There are catalogues for clothes, home accessories, tools, and gadgets – enough choice to stock a home and its wardrobes a number of times over. And, unlike Internet shopping, you don’t have to run up a telephone bill while you make your choices – or wait for the countless adverts to download before you can see the goods on offer.
In South Africa, however, the situation is very different. We have the HomeChoice Innovations catalogue selling gadgets and goodies, those ghastly American infomercials on television, and that’s about it.
Catalogues have never really taken off in South Africa – apart from HomeChoice Innovations, which, by all accounts, is doing an extremely good job.
According to Colin Palmer of the Direct Marketers’ Association (DMA), part of the problem has been the lack of a reliable postal service.
“Up to two years ago, the postal service was very bad, and it became uneconomical to do direct marketing of this nature,” he says.
“I believe it is more feasible now, because the post office is improving. There also wasn’t a strong culture of direct mailing, and a few companies gave the rest a bad reputation. As a result, the man in the street lost confidence in the industry and it’s efficiency.”

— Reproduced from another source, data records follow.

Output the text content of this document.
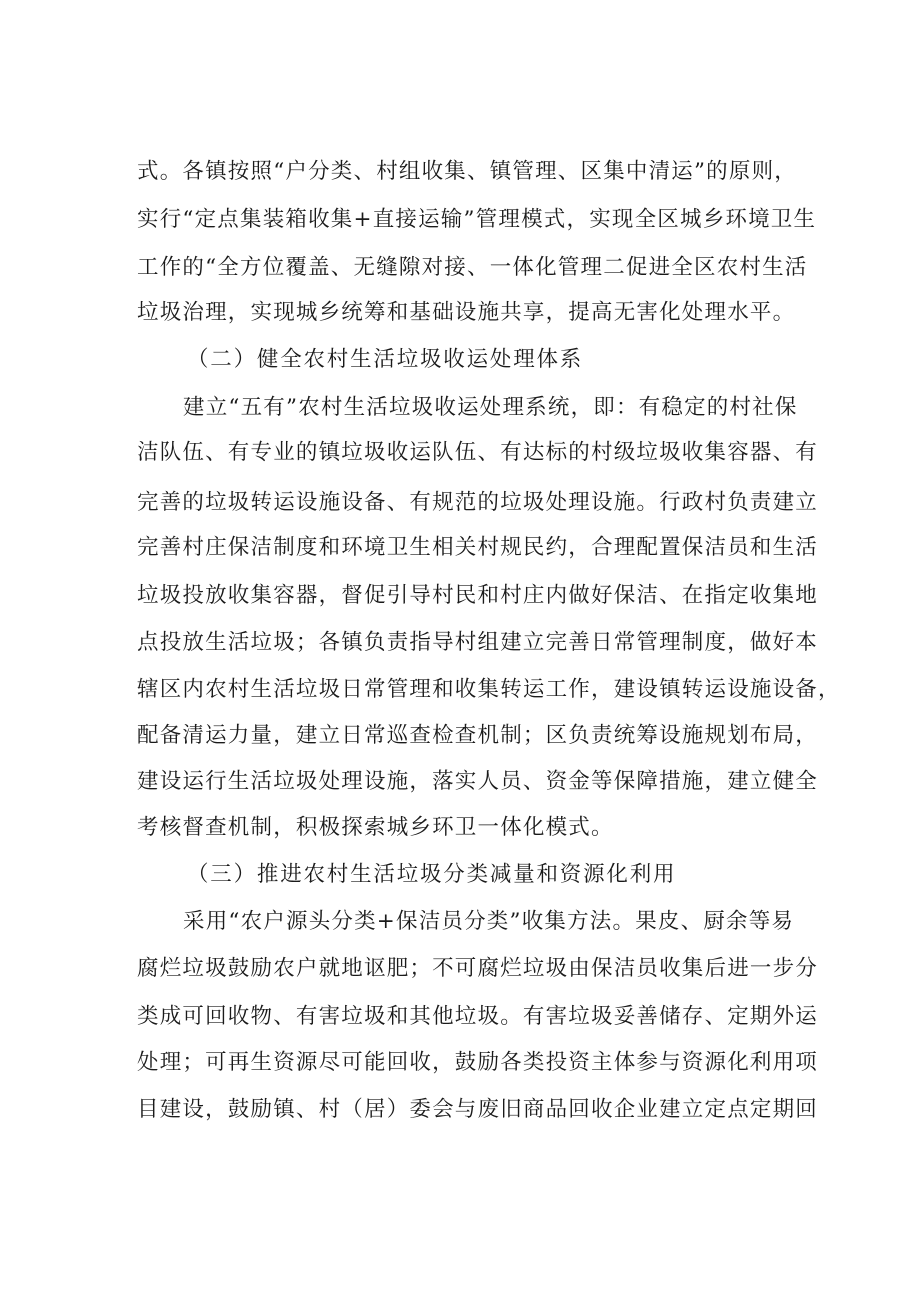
式。各镇按照“户分类、村组收集、镇管理、区集中清运”的原则，
实行“定点集装箱收集+直接运输”管理模式，实现全区城乡环境卫生
工作的“全方位覆盖、无缝隙对接、一体化管理二促进全区农村生活
垃圾治理，实现城乡统筹和基础设施共享，提高无害化处理水平。
（二）健全农村生活垃圾收运处理体系
建立“五有”农村生活垃圾收运处理系统，即：有稳定的村社保
洁队伍、有专业的镇垃圾收运队伍、有达标的村级垃圾收集容器、有
完善的垃圾转运设施设备、有规范的垃圾处理设施。行政村负责建立
完善村庄保洁制度和环境卫生相关村规民约，合理配置保洁员和生活
垃圾投放收集容器，督促引导村民和村庄内做好保洁、在指定收集地
点投放生活垃圾；各镇负责指导村组建立完善日常管理制度，做好本
辖区内农村生活垃圾日常管理和收集转运工作，建设镇转运设施设备，
配备清运力量，建立日常巡查检查机制；区负责统筹设施规划布局，
建设运行生活垃圾处理设施，落实人员、资金等保障措施，建立健全
考核督查机制，积极探索城乡环卫一体化模式。
（三）推进农村生活垃圾分类减量和资源化利用
采用“农户源头分类+保洁员分类”收集方法。果皮、厨余等易
腐烂垃圾鼓励农户就地讴肥；不可腐烂垃圾由保洁员收集后进一步分
类成可回收物、有害垃圾和其他垃圾。有害垃圾妥善储存、定期外运
处理；可再生资源尽可能回收，鼓励各类投资主体参与资源化利用项
目建设，鼓励镇、村（居）委会与废旧商品回收企业建立定点定期回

Palmer says an enormous effort is being made by people in the industry such as Reader’s Digest, Leserskring and the Heritage Collection to improve the industry’s image. These efforts are backed by the DMA – whose job it is to ensure that direct-mail efforts are fair, honest and of good quality.
Edgars recently made a small foray into this market with a catalogue featuring bedroom and bathroom curtains, towels and linens. The 28-page insert, Style Guide Summer 1998, was included in consumer magazines and Edgars account holders were invited to order their goods telephonically.

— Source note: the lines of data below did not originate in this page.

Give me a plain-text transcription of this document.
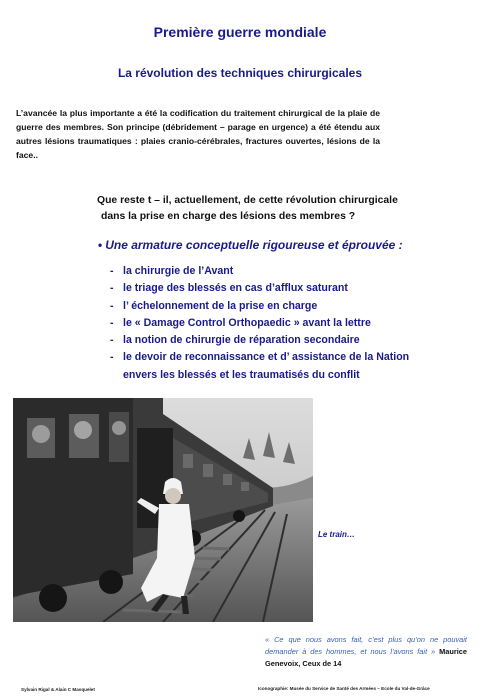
Première guerre mondiale
La révolution des techniques chirurgicales

L’avancée la plus importante a été la codification du traitement chirurgical de la plaie de guerre des membres. Son principe (débridement – parage en urgence) a été étendu aux autres lésions traumatiques : plaies cranio-cérébrales, fractures ouvertes, lésions de la face..

Que reste t – il, actuellement, de cette révolution chirurgicale
dans la prise en charge des lésions des membres ?
• Une armature conceptuelle rigoureuse et éprouvée :
- la chirurgie de l’Avant
- le triage des blessés en cas d’afflux saturant
- l’ échelonnement de la prise en charge
- le « Damage Control Orthopaedic » avant la lettre
- la notion de chirurgie de réparation secondaire
- le devoir de reconnaissance et d’ assistance de la Nation
envers les blessés et les traumatisés du conflit
Le train…
« Ce que nous avons fait, c’est plus qu’on ne pouvait demander à des hommes, et nous l’avons fait » Maurice Genevoix, Ceux de 14
Sylvain Rigal & Alain C Masquelet	Iconographie: Musée du Service de Santé des Armées – Ecole du Val-de-Grâce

Andrew Gardiner, credit director at Edgars, describes the catalogue as “a reasonable attempt to break into this market – but it did not meet with our expectations. We have had a chequered history of trying these things, but there definitely is a market out there. We will continue to chip away at it until we get the right formula.”
Palmer agrees that the market is there. “There has to be a huge opportunity for a really reputable retailer to go this route,” he says. “Catalogues are strong overseas, and when you consider how dispersed we are, with so much of the population living far from the big centres, it’s the ideal situation.

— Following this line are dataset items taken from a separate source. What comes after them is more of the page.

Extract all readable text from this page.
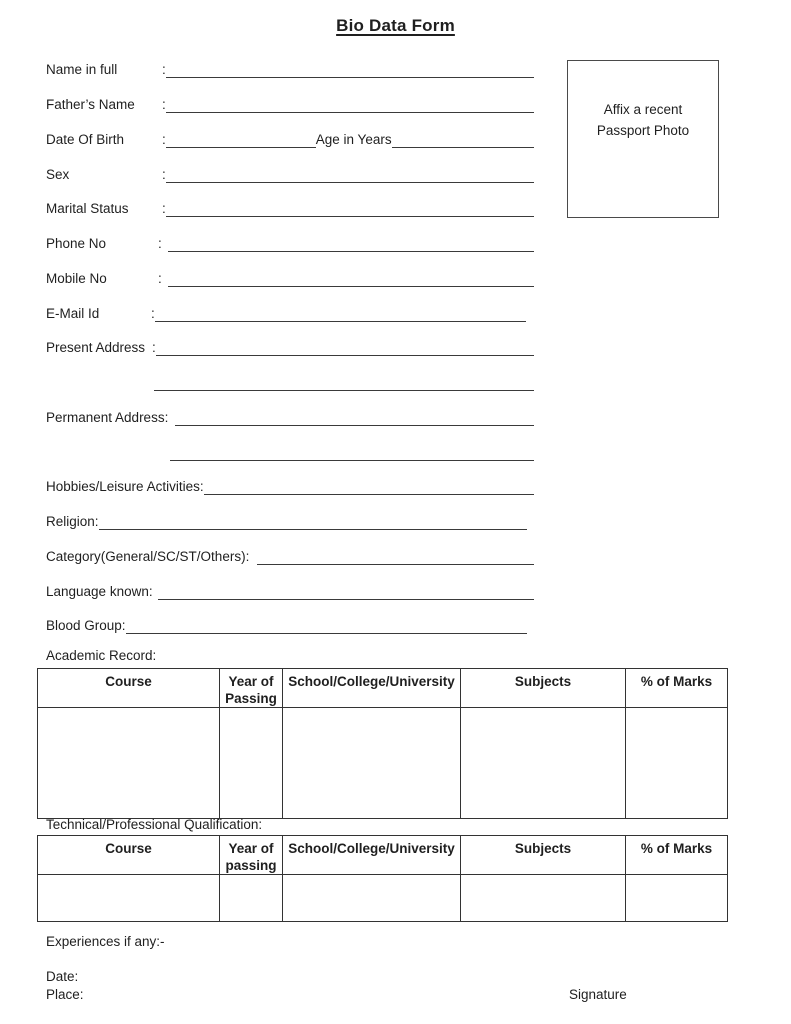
Bio Data Form
Affix a recent
Passport Photo
Name in full	:
Father’s Name	:
Date Of Birth	:	Age in Years
Sex	:
Marital Status	:
Phone No	:
Mobile No	:
E-Mail Id	:
Present Address :
Permanent Address:
Hobbies/Leisure Activities:
Religion:
Category(General/SC/ST/Others):
Language known:
Blood Group:
Academic Record:
Course	Year of Passing	School/College/University	Subjects	% of Marks

Technical/Professional Qualification:
Course	Year of passing	School/College/University	Subjects	% of Marks

Experiences if any:-
Date:
Place:	Signature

“Marketing clothes in this manner may be a volume thing, because you have to stock different sizes and colours and so on, which means holding a vast stock.”
Gardiner feels that the difficulty with clothing may be “a look-and-feel thing. People go to buy clothes for the way they look and feel, and it’s hard to do that from a catalogue – it may not look or feel as good on you as it does on the model in the picture. People prefer to try clothes on.
“If you look at the international catalogue market you’ll see that clothing is not the largest sector – brown goods, white goods, novelty items, toys, hardware – those are the things that sell well.”
Palmer says that locally the kinds of gadgets sold by HomeChoice, for example, seem to sell the best. “But books and music also do well,” he says.
Gardiner and Palmer agree that while the post office has improved its service, it still has a way to go. Says Gardiner: “When people buy something, they don’t want to have to wait for up to four weeks for it to arrive. When they want something, they want it now. And there is a definite lack of trust in the postal service and delivery techniques.”
Palmer says further that the post office still has to be cost-effective for direct marketers.
“Also, the theft in the past has not been conducive to direct mailers having much faith in the system,” he points out.
“But I believe it will be fine, even though there is still a bit of a question mark on that side.
“On the positive side, our banking system is excellent, and very secure. Secondly, what people need to understand is that a direct-mailing operation is potentially the most honest industry we have, because it is dependent on the current customer for its future markets.
“And any serious marketing person would know that good customer service under these circumstances is imperative.”